Angry refugees demand to leave
Tempers rise after a fire starts at border camp, triggering protests from the occupants
Tempers are starting to fray among the tens of thousands of migrants trying to get through the Balkans to the heart of Europe after braving the rain and cold.
When a fire at the main refugee camp on Slovenia's border with Croatia destroyed a dozen lime-green army-issue tents on Wednesday, scores of young migrants nearby chanted: "Let us go! Let us go!"
While the government said it was still investigating the cause, police said that migrants had set a stack of blankets on fire deliberately to protest conditions in the camp on the outskirts of Brezice.
Many of those demanding to leave the Slovenian border town for Austria and Germany had waded the previous night through the Sutla River, which marks the border between Slovenia and Croatia.

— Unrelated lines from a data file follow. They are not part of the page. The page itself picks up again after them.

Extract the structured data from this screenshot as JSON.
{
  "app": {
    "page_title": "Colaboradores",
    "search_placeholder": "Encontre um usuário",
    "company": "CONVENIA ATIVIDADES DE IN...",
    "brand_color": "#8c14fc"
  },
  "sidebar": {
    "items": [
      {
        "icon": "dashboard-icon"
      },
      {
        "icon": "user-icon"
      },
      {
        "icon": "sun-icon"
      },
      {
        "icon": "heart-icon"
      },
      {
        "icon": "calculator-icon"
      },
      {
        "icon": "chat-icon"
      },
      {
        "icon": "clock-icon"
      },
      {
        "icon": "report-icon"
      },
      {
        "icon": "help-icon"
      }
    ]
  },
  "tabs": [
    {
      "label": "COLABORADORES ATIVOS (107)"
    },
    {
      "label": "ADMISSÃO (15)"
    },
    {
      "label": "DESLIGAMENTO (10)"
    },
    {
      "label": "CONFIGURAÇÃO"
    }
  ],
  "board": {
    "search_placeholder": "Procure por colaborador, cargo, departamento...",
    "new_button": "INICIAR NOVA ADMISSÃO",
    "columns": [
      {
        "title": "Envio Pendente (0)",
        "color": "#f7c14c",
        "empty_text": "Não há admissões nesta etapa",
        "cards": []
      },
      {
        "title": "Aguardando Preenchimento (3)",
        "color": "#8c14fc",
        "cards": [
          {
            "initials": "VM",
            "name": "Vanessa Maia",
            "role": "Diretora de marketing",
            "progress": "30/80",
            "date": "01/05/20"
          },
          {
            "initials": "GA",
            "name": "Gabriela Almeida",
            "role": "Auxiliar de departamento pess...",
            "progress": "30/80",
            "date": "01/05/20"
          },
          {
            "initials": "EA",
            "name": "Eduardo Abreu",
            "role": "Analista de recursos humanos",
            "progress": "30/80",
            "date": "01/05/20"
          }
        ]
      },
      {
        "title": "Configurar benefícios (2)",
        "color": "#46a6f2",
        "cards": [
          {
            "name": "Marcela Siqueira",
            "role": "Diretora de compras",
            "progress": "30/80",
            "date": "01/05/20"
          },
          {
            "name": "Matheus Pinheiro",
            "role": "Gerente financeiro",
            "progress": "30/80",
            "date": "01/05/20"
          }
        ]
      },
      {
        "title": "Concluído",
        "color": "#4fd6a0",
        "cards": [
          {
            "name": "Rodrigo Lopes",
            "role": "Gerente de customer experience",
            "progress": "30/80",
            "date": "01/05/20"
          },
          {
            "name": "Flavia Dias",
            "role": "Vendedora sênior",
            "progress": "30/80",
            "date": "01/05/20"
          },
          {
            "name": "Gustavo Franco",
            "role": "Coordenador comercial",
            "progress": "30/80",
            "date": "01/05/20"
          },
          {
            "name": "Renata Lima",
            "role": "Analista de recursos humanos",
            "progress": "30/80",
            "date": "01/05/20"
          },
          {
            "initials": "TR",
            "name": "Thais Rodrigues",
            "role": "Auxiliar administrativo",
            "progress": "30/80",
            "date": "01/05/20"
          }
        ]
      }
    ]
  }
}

Sometimes in pitch dark, at other times aided by light from a police helicopter's searchlight, more than 1,000 refugees strode chest-deep into the muddy waters on the Croat side and struggled up the muddy embankment into Slovenia.
Many migrants from war-torn nations in the Middle East, such as Iraq and Syria, expressed bewilderment and disappointment because they had been told as they began their journeys in Turkey that the hard part would end once they reached EU countries.

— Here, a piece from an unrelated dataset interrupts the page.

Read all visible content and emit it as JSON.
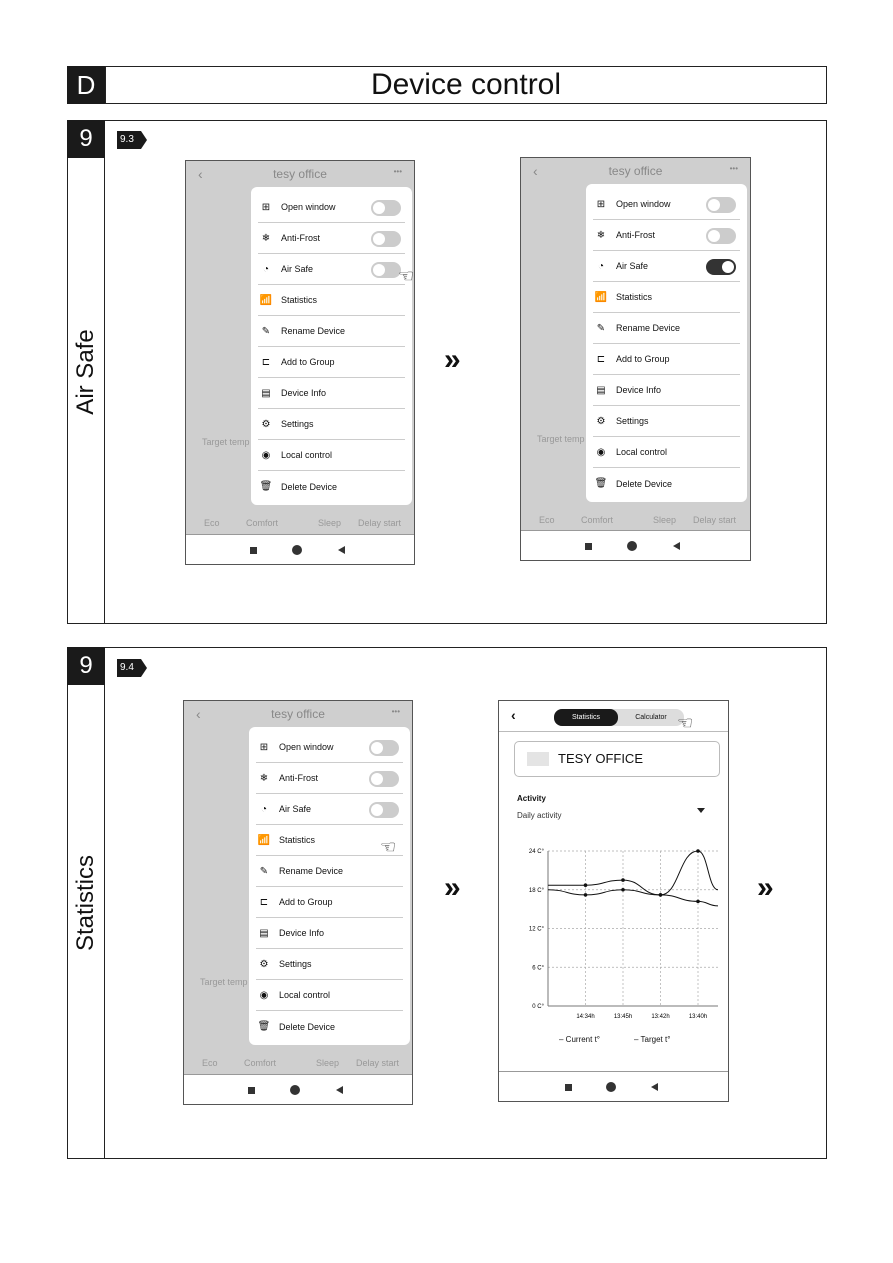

They had expected other countries to permit them free passage to Western countries, particularly Germany.
"I am sorry for Europe," said Ari Omar, an Iraqi, who was resting in a Slovenian pasture a few hundred meters from the border with Croatia. "We did not think Europe was like this: no respect for refugees, not treating us with dignity. Why is Europe like this?"
More than 21,500 people have crossed that frontier in the five days since Hungary - the previous favored EU entry point for migrants crossing the Balkans - closed its borders with Croatia and forced the human tide further west into Slovenia.

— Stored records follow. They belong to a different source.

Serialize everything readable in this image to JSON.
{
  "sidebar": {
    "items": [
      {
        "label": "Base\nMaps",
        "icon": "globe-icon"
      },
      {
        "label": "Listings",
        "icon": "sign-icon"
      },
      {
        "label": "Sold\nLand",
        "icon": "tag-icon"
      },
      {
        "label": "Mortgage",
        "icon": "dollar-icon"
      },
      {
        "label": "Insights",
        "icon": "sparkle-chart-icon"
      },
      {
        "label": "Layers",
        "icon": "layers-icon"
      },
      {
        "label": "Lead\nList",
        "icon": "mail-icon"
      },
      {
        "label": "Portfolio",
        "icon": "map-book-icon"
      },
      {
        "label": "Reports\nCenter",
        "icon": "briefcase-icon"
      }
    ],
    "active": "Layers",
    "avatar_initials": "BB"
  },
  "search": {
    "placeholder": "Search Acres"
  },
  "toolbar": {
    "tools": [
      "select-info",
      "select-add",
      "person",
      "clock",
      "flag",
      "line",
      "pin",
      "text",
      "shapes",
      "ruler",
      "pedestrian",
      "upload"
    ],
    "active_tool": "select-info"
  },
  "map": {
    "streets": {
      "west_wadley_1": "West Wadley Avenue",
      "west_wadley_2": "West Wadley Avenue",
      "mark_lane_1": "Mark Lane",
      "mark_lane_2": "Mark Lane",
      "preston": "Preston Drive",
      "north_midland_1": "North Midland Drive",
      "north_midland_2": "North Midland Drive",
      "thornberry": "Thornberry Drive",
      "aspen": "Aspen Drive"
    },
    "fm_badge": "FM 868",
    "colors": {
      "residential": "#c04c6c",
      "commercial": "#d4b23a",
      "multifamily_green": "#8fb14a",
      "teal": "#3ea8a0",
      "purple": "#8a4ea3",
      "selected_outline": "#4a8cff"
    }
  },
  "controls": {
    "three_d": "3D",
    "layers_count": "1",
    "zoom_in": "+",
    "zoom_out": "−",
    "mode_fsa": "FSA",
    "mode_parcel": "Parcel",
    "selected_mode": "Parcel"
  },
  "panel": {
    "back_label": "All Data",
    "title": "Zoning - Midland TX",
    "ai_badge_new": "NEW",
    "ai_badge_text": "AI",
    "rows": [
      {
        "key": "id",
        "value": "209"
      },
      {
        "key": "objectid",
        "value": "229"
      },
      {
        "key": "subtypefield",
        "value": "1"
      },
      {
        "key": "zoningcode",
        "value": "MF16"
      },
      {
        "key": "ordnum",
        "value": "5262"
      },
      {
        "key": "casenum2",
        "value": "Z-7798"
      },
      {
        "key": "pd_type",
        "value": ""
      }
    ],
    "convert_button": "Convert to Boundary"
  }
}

This Alpine country of 2 million said it cannot cope with the volume of refugees and is appealing for EU aid.
Lawmakers passed an emergency bill permitting Slovenia's military to operate more freely along the border, and about 200 troops were deployed on Wednesday.
Slovenia's Interior Secretary of State Bostjan Sefic said troops would have greater freedom to tackle crowd-control tasks because the country did not have enough police for the job.